Mason Gross Galleries, Rutgers University

For a decade and a half, the Mason Gross Galleries at Civic Square have provided a spacious venue in the heart of New Brunswick’s arts district for the exhibition of works in a variety of media. The gallery has featured sculpture, photography, painting, works on paper, video, and various installations. The gallery is host to the annual winter exhibition by the Brodsky Center for Innovative Editions. Each semester, the school mounts shows by students, faculty, and distinguished outside artists. Past exhibitions have featured works by alums William Pope. L and Lucas Samaras, as well as work by prominent former faculty members George Segal, Mimi Smith, and Roy Lichtenstein. Ideally, the galleries stimulate critical thinking about contemporary art, act as a laboratory for the creation of new work, and provide a platform for art presentation and interpretation. These goals are accomplished through a wide range of programs, lectures, and curated professional shows that engage the faculty and students as well as the general public. The Rutgers Institute for Women and Art has mounted several exhibitions at the Mason Gross Galleries including Eccentric Bodies, Declaration of Independence; A Fifty Year Retrospective of Faith Ringgold’s Work, and most recently, Feminist Avengers, a retrospective of the Guerrilla Girls. The exhibitions mounted by the Rutgers Institute for Women and Art are funded through grants received by the IWA.

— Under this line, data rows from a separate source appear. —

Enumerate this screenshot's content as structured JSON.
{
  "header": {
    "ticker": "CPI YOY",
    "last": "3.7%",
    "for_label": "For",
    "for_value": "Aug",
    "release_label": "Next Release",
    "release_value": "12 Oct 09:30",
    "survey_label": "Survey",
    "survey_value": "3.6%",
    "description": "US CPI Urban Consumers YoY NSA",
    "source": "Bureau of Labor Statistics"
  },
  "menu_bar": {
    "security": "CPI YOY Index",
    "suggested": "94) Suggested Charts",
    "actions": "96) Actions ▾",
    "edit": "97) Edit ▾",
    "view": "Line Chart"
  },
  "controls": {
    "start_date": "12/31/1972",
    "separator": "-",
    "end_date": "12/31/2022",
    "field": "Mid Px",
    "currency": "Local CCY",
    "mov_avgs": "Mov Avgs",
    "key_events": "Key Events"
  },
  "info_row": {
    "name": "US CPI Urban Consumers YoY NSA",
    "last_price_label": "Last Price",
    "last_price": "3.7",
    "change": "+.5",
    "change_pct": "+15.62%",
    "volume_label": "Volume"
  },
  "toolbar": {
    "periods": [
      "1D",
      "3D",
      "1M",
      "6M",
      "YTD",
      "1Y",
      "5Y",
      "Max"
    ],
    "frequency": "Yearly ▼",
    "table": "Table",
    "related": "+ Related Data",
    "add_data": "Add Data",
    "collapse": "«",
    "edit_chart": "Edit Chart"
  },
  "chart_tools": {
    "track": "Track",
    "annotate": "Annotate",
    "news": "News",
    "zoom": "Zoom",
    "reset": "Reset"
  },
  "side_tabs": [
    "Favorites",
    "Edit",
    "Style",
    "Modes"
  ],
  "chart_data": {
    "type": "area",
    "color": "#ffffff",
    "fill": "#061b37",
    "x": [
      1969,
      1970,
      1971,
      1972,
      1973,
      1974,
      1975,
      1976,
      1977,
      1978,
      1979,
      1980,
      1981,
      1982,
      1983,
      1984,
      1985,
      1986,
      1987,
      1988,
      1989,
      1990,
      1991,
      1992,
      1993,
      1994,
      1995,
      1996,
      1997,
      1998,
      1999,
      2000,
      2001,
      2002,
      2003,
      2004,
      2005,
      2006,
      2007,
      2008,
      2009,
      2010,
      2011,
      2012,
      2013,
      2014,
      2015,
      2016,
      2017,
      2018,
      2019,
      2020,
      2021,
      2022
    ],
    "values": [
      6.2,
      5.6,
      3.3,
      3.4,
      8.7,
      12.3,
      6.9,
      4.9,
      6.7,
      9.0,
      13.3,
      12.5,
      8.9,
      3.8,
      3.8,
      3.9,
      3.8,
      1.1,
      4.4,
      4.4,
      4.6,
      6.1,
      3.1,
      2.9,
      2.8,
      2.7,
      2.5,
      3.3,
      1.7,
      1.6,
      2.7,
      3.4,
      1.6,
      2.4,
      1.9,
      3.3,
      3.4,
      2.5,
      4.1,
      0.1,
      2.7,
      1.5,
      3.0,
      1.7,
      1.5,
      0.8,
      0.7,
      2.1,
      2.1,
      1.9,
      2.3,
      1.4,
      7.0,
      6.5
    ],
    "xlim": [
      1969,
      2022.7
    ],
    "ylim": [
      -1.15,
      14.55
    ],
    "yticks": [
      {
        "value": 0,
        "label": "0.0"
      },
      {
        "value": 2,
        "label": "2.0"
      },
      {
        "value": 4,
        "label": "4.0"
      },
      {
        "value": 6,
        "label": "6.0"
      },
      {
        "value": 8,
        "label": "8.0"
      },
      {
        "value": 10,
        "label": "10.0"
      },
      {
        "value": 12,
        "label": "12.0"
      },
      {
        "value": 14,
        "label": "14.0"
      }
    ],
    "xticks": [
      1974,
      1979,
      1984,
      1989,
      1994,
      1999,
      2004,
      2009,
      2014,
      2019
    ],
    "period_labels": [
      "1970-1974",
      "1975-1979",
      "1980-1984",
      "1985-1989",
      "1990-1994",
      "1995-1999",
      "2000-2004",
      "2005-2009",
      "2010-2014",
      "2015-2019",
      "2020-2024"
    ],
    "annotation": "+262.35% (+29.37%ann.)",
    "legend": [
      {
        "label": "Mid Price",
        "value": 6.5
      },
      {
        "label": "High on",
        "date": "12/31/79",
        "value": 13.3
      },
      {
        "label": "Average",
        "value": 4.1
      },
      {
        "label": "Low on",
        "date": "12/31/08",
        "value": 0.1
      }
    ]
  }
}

Mary H. Dana Women Artists Series, Douglass Library, Rutgers University

The Mary H. Dana Women Artists Series (DWAS), founded by Joan Snyder and established at the Mabel Smith Douglass Library in 1971, is the oldest continuous running exhibition space in the United States dedicated to making visible the work of emerging and established contemporary women artists. During the 40 years of the series, close to 400 artists, both acclaimed and emerging, have exhibited in the Douglass Library galleries. Dr. Olin has been curator of the Dana Women Artists Series since 1994 and was joined as co-curator by Distinguished Professor Emerita Judith K. Brodsky, Founding Director of the Brodsky Center/Mason Gross School of the Arts in 2006. The Series is a program of the Institute for Women and Art in partnership with the Rutgers University Libraries and The Feminist Art Project.

Arts Council of Princeton

The Arts Council of Princeton (ACP), founded in 1967, is a non-profit organization with a mission of Building Community through the Arts. Housed in the landmark Paul Robeson Center for the Arts, located in downtown Princeton and designed by renowned architect Michael Graves, the ACP fulfills its mission by presenting a wide range of programs including exhibitions, performances, free community cultural events, and studio-based classes and workshops in the visual, performing and literary arts. Arts Council of Princeton programs are designed to be high-quality, engaging, affordable and accessible for the diverse population in the greater Princeton region.